公開日 2021年6月22日
死亡前「3年以内の贈与」は相続税の対象に
節税対策の一つである生前贈与とは、その名のとおり「生きているうちに自分の財産を他人に贈与する」し、財産を次の世代に移転しておくことです。相続税の対象となる財産を減らすことで相続税を安く抑えることができます。
しかし、節税のために贈与した財産にも相続税が課税されてしまうケースがあります。
それが「被相続人(亡くなった人)の死亡前3年以内の贈与財産」です。
簡単にいうと、被相続人が贈与をしてから3年が経つ前に亡くなった場合、その贈与財産は相続税の対象となってしまうのです。この規定のことを「生前贈与加算」といいます。
例えば、AさんはBさんに対して2,000万円の贈与をし、その2年後に亡くなったとします。
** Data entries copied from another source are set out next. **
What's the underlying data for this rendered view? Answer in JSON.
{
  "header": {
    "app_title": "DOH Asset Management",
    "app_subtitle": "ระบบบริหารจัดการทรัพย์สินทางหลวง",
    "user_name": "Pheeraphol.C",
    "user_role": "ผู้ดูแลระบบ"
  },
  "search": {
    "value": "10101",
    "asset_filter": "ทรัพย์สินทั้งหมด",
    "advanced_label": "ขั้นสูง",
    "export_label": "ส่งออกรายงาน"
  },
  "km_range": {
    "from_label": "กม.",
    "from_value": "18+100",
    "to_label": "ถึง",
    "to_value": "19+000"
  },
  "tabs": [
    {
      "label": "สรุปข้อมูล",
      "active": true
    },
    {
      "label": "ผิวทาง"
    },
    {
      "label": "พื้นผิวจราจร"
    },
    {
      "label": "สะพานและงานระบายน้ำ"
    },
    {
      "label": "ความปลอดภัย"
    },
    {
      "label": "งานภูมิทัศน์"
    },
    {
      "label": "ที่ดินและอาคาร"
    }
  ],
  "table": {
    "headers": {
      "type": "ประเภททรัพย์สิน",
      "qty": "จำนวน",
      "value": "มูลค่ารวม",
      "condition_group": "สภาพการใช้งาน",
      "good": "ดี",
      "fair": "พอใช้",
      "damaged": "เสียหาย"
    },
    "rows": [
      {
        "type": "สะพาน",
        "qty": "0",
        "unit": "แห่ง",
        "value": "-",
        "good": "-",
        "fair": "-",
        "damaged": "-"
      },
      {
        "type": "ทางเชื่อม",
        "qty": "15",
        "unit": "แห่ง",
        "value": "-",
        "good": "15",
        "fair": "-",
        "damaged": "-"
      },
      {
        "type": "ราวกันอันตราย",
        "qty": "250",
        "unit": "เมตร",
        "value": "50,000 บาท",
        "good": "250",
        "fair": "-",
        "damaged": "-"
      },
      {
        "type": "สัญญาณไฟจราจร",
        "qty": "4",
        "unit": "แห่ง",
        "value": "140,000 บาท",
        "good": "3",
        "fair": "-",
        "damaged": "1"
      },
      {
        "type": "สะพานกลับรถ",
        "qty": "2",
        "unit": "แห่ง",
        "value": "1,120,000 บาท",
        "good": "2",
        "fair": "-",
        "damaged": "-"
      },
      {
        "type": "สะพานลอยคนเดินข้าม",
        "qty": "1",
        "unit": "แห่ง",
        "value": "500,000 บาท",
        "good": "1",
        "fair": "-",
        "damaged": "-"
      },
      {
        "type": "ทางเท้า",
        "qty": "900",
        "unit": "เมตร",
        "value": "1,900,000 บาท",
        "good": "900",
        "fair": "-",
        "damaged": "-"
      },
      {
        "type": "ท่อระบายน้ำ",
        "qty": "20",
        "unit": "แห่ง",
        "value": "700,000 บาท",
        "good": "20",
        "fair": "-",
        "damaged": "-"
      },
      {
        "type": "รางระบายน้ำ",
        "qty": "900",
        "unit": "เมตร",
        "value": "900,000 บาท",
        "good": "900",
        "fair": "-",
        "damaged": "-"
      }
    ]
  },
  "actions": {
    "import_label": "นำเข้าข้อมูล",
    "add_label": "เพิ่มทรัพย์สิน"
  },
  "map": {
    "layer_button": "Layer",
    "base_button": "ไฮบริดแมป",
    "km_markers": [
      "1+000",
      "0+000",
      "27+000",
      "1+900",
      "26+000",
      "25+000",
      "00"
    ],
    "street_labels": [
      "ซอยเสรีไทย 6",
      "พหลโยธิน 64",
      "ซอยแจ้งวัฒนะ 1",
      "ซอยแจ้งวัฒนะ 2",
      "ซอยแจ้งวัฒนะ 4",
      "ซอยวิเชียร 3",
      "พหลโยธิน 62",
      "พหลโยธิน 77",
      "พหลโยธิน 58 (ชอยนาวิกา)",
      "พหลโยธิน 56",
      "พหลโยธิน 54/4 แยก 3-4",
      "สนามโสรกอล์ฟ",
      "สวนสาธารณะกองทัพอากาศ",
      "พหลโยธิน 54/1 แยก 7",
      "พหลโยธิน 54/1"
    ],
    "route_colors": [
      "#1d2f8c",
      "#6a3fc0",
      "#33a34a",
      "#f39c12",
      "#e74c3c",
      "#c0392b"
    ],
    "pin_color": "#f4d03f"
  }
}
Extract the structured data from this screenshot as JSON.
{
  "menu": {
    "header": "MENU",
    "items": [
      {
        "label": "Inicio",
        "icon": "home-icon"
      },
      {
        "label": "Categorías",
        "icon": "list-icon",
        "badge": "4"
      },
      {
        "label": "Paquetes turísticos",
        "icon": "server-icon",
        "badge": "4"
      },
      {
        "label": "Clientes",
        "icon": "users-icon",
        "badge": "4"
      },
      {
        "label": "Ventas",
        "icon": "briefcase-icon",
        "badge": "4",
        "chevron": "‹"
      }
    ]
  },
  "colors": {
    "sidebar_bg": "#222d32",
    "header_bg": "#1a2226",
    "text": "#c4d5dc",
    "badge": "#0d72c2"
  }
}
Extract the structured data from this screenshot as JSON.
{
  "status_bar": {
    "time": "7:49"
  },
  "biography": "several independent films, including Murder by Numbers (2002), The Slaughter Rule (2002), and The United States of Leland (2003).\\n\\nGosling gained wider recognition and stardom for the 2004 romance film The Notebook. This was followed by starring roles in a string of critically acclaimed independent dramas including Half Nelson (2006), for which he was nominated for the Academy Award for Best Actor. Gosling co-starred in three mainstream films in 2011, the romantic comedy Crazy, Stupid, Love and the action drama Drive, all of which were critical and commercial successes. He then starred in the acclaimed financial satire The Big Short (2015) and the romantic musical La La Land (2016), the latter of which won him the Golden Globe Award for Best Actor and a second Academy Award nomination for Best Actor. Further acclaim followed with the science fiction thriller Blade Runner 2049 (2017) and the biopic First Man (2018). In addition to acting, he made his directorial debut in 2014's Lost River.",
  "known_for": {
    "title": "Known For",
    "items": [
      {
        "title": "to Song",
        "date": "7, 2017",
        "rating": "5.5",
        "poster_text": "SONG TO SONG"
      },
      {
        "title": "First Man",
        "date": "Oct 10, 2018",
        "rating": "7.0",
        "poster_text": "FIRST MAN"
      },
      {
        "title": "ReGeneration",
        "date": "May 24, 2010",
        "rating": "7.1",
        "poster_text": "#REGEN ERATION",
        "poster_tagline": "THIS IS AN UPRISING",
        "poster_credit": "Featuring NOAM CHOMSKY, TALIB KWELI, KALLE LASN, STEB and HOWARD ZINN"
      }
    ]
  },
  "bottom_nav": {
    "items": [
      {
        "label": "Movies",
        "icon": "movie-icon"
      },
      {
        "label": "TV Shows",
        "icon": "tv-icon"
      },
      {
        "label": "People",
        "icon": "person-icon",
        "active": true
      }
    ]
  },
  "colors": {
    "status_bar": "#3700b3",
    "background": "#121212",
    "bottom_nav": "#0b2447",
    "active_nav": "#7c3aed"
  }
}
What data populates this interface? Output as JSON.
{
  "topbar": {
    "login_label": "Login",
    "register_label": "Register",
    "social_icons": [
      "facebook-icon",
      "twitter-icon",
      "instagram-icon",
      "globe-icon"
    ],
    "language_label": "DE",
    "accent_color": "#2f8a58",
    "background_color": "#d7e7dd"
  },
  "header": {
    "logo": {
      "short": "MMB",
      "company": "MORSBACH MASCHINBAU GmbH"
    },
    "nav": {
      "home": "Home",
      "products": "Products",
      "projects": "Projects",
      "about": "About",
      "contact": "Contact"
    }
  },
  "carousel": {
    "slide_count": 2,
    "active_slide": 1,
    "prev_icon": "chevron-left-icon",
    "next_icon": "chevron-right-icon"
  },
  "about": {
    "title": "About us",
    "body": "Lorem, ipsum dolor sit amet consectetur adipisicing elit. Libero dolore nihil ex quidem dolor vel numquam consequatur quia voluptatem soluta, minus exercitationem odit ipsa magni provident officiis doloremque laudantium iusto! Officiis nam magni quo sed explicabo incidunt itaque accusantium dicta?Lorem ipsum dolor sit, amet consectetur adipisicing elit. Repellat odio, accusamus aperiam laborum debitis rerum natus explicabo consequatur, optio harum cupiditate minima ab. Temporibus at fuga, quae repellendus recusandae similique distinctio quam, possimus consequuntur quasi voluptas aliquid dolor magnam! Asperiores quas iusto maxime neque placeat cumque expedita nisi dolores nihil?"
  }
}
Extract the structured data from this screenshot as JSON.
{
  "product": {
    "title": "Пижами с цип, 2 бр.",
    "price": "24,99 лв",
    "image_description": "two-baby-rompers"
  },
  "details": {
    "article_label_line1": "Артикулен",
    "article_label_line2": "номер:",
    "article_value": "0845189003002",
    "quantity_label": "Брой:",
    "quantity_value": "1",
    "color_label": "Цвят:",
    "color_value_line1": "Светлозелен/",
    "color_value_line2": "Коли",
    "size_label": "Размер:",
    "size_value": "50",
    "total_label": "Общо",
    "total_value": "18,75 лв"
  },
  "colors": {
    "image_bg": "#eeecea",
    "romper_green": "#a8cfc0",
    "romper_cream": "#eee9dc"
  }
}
この贈与はAさんの死亡前3年以内に行われた贈与ですので、Bさんが受け取った2,000万円は相続税の対象となります。
しかし、生前贈与加算には「対象者」がおり、死亡前3年以内の贈与であっても、その贈与を受けた人が対象者でない場合は、相続税の対象になりません。
生前贈与加算の対象となるのは、被相続人の死亡前3年以内に贈与を受けた人で、且つ「相続や遺贈により財産を取得した人」です。
そのため、亡くなる前3年以内に贈与を受けた場合であっても、相続や遺贈により財産を取得していなければ、贈与された財産に相続税が課される心配はありません。
相続税・贈与税がいくらかかるかを考慮して、計画的に生前贈与を進めていきましょう。